There’s a broad range of official responses to the growing field of nanotechnology, and a new report from the Organisation for Economic Co-operation and Development, or OECD, offers a peek at what’s going on around the world.
The compendium is based on a March meeting involving government officials from Europe, North America, Asia and South America (click here to read the whole document).
For example, Safe Work Australia, an independent agency that watches worker safety, has recommended that workplace products that contain nanoparticles should be labeled as such, “when the hazards are not fully characterized.”
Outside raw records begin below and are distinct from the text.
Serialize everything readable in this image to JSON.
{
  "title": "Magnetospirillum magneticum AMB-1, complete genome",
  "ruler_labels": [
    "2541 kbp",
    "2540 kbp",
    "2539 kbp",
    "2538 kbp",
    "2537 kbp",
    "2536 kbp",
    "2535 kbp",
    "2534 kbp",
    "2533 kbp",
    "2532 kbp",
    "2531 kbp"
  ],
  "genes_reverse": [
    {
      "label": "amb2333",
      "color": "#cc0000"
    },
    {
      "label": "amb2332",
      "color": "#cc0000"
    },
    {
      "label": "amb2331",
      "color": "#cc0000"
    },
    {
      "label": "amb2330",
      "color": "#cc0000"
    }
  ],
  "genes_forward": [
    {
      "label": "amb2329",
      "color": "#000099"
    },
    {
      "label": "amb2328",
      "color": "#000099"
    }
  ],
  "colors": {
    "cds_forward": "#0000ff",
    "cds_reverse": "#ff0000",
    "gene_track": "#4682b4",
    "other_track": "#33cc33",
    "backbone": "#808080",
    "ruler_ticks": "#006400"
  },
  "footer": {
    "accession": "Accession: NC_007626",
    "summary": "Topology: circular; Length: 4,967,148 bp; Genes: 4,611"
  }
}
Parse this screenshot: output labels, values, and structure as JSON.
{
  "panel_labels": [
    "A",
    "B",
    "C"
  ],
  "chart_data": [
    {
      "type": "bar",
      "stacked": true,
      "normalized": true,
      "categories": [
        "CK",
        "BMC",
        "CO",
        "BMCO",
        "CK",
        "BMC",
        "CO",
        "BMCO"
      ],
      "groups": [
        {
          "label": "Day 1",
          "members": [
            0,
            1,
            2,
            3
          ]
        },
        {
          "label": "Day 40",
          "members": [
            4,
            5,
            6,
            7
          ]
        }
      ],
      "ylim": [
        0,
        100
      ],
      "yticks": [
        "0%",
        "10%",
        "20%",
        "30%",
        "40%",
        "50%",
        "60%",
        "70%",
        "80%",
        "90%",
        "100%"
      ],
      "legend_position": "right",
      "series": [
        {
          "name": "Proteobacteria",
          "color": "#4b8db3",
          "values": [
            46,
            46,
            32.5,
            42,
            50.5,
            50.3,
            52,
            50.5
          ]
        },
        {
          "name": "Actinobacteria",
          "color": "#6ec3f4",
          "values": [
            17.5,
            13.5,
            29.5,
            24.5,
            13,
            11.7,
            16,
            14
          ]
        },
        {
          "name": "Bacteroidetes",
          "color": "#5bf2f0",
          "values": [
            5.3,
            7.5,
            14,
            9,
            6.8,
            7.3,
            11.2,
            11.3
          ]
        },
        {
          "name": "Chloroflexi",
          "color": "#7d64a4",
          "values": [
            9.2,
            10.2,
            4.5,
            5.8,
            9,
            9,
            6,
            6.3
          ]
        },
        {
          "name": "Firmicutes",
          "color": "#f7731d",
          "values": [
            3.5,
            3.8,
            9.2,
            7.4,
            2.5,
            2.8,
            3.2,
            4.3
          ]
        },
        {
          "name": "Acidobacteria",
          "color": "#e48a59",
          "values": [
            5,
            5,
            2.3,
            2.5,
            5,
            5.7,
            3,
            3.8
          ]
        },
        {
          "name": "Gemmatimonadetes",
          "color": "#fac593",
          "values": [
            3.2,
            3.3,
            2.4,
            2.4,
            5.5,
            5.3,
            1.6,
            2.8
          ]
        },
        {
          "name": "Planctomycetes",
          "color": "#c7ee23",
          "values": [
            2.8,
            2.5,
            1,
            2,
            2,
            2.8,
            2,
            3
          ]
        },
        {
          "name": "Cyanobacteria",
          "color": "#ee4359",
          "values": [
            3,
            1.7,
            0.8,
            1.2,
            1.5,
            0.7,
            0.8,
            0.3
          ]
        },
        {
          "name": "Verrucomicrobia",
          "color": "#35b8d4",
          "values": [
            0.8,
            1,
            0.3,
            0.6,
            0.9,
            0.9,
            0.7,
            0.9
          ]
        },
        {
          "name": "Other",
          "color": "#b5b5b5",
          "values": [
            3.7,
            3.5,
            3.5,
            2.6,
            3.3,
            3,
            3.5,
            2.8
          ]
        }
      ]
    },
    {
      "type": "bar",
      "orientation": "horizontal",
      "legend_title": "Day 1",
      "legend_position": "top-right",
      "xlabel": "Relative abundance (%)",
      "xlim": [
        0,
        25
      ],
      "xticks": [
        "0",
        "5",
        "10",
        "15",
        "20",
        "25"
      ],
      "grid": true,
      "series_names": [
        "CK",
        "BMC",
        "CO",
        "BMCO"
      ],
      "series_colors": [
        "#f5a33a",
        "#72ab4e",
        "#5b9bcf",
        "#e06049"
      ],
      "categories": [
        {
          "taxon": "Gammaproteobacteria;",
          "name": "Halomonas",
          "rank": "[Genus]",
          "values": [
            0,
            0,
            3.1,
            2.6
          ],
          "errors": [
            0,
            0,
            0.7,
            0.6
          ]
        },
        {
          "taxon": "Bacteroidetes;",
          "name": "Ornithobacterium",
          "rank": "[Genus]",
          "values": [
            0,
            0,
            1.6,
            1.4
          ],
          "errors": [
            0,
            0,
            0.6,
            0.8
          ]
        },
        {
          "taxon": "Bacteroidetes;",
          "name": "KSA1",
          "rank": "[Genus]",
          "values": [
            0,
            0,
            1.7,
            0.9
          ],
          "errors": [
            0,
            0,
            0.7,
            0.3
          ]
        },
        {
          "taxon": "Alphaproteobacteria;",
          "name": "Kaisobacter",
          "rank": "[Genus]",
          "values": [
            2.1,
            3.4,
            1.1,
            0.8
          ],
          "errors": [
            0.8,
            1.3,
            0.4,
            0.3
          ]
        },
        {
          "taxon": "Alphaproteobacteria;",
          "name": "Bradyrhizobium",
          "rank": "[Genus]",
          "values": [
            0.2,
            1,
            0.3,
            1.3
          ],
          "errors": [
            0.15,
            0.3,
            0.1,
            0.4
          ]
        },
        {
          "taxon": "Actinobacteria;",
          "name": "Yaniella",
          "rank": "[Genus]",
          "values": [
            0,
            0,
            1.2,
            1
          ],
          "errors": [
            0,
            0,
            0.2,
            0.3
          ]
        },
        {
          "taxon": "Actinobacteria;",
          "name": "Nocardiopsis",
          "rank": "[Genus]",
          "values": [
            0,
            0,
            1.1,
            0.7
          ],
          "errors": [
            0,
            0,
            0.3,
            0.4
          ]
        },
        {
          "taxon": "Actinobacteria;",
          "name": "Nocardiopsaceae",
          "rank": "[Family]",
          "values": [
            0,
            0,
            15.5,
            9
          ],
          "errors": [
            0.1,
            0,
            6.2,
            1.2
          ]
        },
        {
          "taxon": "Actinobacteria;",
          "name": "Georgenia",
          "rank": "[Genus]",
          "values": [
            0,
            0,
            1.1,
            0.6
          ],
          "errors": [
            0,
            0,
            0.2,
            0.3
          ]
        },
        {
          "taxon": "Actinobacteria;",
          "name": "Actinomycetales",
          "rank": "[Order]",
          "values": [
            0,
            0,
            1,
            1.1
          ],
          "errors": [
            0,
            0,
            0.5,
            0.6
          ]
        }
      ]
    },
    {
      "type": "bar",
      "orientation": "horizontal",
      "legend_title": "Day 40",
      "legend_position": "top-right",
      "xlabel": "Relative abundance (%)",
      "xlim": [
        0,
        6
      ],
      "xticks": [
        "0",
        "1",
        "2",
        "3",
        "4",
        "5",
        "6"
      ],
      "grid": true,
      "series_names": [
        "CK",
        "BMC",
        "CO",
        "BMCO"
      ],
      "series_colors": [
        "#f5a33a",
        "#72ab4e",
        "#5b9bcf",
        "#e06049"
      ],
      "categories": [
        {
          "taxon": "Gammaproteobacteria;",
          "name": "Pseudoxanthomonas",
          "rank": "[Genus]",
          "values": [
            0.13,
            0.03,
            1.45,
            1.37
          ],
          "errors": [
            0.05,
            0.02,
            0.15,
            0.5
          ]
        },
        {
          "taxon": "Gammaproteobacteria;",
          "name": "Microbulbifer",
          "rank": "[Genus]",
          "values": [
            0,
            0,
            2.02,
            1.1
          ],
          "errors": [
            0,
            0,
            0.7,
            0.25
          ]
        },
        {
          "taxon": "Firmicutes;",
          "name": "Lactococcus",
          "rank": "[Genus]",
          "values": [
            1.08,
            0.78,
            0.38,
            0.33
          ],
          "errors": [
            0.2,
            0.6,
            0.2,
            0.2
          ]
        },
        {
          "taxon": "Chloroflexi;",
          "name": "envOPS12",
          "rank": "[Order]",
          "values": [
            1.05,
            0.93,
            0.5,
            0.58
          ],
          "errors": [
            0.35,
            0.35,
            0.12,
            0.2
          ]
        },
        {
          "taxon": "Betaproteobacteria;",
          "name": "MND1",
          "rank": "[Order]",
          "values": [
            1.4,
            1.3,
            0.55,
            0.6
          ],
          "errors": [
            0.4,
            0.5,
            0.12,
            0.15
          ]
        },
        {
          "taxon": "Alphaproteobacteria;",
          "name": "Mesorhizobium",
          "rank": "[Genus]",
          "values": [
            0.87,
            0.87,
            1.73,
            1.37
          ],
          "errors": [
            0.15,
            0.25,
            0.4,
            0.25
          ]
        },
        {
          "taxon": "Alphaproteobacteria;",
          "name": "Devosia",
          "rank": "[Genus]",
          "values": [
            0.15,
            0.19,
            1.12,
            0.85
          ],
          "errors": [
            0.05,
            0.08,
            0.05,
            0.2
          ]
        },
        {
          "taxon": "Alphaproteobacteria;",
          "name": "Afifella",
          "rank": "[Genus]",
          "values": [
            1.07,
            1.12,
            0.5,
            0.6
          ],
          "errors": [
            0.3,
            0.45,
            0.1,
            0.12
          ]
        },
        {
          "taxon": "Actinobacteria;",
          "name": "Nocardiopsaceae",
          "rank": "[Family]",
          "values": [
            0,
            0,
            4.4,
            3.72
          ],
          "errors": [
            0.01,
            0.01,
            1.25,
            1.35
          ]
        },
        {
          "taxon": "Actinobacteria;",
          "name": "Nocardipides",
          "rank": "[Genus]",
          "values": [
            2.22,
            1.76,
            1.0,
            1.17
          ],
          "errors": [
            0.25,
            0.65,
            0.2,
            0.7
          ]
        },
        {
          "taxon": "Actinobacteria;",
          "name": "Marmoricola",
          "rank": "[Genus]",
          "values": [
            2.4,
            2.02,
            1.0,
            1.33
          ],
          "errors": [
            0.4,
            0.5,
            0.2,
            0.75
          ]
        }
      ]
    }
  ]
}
Nanotechnology leverages super-small particles (a nanometer is a billionth of a meter) to create products with amazing properties. These materials can make bike frames lighter and stronger and sunscreen more transparent on the skin, as well as new medical instruments and medicines that can save lives.
There is broad agreement that nanomaterials hold great promise for a wide variety of applications. But shrinking these substances can change their properties; scientists are struggling to figure out whether, how and why that shift can make them dangerous in the process.
The report also offers a handy summary of what’s going on here at home. It details several moves over the past year by the U.S. Environmental Protection Agency and the National Institute for Occupational Safety and Health. It also says “EPA is developing a regulation under TSCA to require notification of any new or existing nanoscale materials based on existing chemical substances,” a move that has been expected for some time.